Impact of degradation of essential proteasomal subunit Rpn3
Finally, we asked whether the protective proteasome sequences we discovered are important physiologically. Rpn3 is a structural component of the proteasome complex and essential for proteasome function and thus cellular viability. Therefore, it may be necessary for Rpn3 to have a disordered sequence that is proteasome resistant in vivo. If so, expression of Rpn3 in which the degradation resistant sequence is replaced by a sequence that allows recognition should compromise the integrity of the proteasome and thus cell viability.

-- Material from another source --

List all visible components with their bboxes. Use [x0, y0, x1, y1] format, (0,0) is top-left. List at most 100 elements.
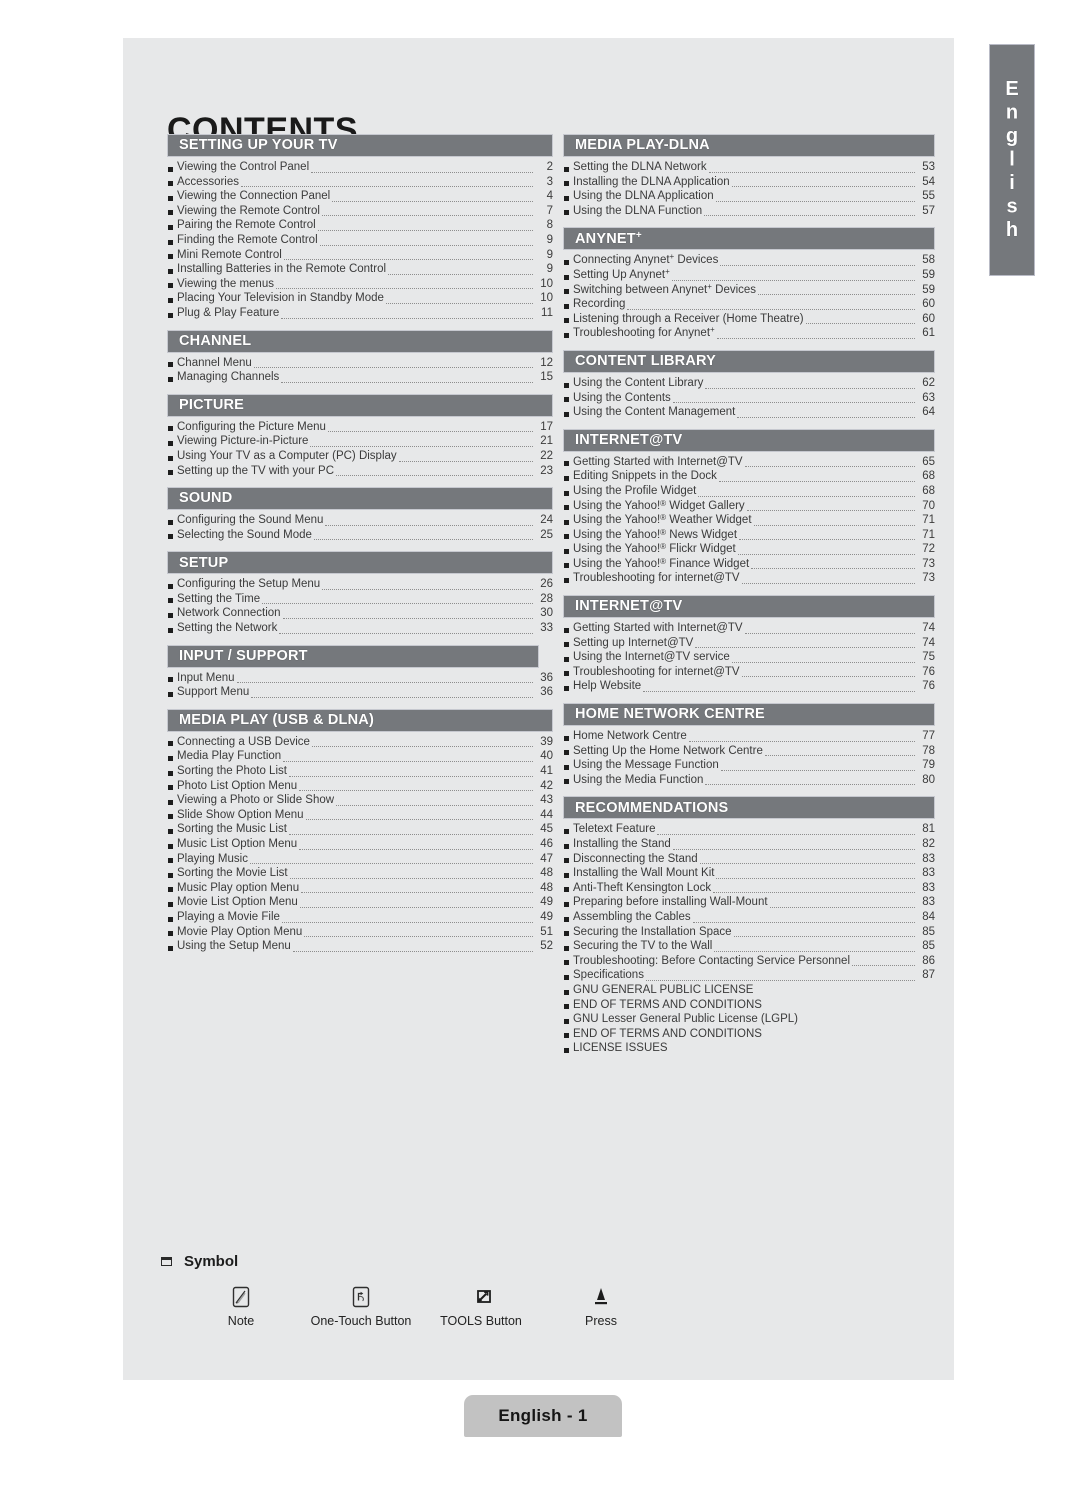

We tested this hypothesis by inserting either an efficient proteasome engagement sequence (HA-Rpn3ΔC-Su9) or an inefficient engagement sequence (HA- Rpn3ΔC-SP2) at the C-terminus of Rpn3 and predicted that the Su9 tail would cause loss of cell viability when the mutant subunit is not covered by a wildtype copy in the genome, whereas the SP2 tail would support viability. The constructs were carried on centromeric plasmids in cells with a heterozygous deletion of RPN3 at the chromosomal locus (strain CMY 3749, Supplementary Table 1) and cell viability was determined by sporulation followed by tetrad analysis (see Methods). Deletion of RPN3 was confirmed to be lethal, with the exception of a single viable spore, (see comments below). Viability was restored by a plasmid expressing HA-Rpn3 with the native C-terminus (strain CMY 3751) and we recovered 38 viable rpn3Δ spores carrying the plasmid (Table 3). Neither the empty vector (strain CMY 3750) nor the vector expressing HA-Rpn3ΔC-Su9 supported cell viability, although we again recovered a single viable rpn3Δ spore, this time carrying the HA-Rpn3ΔC-Su9 plasmid. In contrast, we recovered 20 viable rpn3Δ spores carrying the plasmid expressing HA-Rpn3ΔC-SP2. The unexpected observation of viable spores whose nominal genotype should not allow the accumulation of Rpn3 is probably the result of chromosome mis-segregation events. It is known that the proteasome is responsible for the degradation of chromosomal cohesins and therefore has a direct role in faithful chromosome segregation28. Therefore, proteasome impairment leads to higher rates of mis-segregation. In summary, we conclude that the native C-terminus of Rpn3 seems to have evolved to resist proteasomal degradation and ensure proteasome integrity and thus function.